Author: Yang Kongshun//Xu Hong//Guo Zhongliang//Zhao Bangzu//Li Zhaohuei
Guiyang College of Traditional Chinese Medicine, Guizhou Province, China 
Conference/Journal: 1st World Conf Acad Exch Med Qigong
Date published: 1988
Other: Pages: 45 , Word Count: 514
Qigong exercise has been regarded for a long time as one of the effective methods in preventing, treating diseases and prolonging life. The emitted qi is thought a special energy flow from a well-trained qigong master. Recently the emitted qi has been used to treat patients with satisfactory results. Particularly, it has better analgesic effect on pains. Previous investigations were only performed on the human body. But the analgesic mechanism and whether psychological factors are involved are still unknown. The present study was undertaken to determine the analgesic effect of the emitted qi on white rats and investigate its analgesic mechanism.
In the experiment K+ was penetrated into the tails, causing nocuous stimulation, the stronger the electric current the more K+ penetrated. The maximal current intensity (MA) was decided at the moment the rat cried owing to pain and it was taken as an indication of the pain threshold. The pain threshold was determined by the average value of three tests in series with an interval of 30 seconds. Then the qigong master emitted his qi for 15 minutes to the head and tail of.the rat from point Laogong (P 8) and the tip of the index and middle fingers. His hand was at a distance of 10-30 cm from the rat. As soon as he stopped emitting his qi, the pain threshold was measured, then the measurement was repeated every 10 minutes.

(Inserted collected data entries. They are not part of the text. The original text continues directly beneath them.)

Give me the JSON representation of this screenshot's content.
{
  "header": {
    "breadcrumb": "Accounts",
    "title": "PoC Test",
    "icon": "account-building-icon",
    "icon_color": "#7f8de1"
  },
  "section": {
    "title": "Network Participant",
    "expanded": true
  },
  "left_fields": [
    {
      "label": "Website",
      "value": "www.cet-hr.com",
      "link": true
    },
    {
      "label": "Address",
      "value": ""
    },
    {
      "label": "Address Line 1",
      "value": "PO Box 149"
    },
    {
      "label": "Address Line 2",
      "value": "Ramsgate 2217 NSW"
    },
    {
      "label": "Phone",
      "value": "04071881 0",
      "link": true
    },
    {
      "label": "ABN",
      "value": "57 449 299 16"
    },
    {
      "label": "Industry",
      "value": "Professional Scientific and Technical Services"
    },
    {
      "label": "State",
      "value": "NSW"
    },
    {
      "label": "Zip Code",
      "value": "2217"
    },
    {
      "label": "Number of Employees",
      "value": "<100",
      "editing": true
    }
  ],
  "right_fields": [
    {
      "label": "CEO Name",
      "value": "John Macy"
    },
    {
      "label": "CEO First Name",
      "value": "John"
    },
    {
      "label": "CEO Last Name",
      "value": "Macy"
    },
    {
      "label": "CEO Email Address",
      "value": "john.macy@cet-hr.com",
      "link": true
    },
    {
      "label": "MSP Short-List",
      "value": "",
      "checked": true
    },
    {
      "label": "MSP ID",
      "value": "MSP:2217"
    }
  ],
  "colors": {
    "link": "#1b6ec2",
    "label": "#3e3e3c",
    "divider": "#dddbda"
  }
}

The subjects of this study were divided into four groups: (I) Control group (not any emitted qi received); (2) Experimental Group I and Group II (receiving the emitted qi from two independent qigong masters; (3) Simulated group (an untrained layman doing simulated test); ( 4) Naloxone injected group.
The results are as follows: In the control group (n= 12) the pain threshold was quite stable and the difference was not significant as compared with the basic pain threshold (P>0.05). In Experimental Group I (n=15) and (n=16). the pain threshold obviously elevated. The difference was significant as compared separately with the basic pain threshold (P<O.01 or P<O.001). The peak of the elevated pain threshold was at the 30th or 40th minute after stopping of qi emitting. Both experimental groups showed a lasting after effect for a few hours. In the simulated group (n=6), no change of the pain threshold (P>O.05) was seen. In order to investigate the analgesic mechanism of the emitted qi, naloxone (0.2 mg/kg) was injected into the tail vein of 5 rats after their pain threshold was obviously elevated by the emitted qi. It was found that the pain threshold distinctly reduced as compared with the period when naloxone has not been administered.
The above results showed that the emitted qi has analgesic effect on rats without any psychological interaction. This effect may be related to the action of endogenous morphine. The emitted qi may promote synthesis and release endogenous morphine. In this study we also found that naloxone could only partially block the analgesic effect of the emitted qi. It suggests that the analgesic effect of the emitted qi may be related to other substances, which remain to be solved.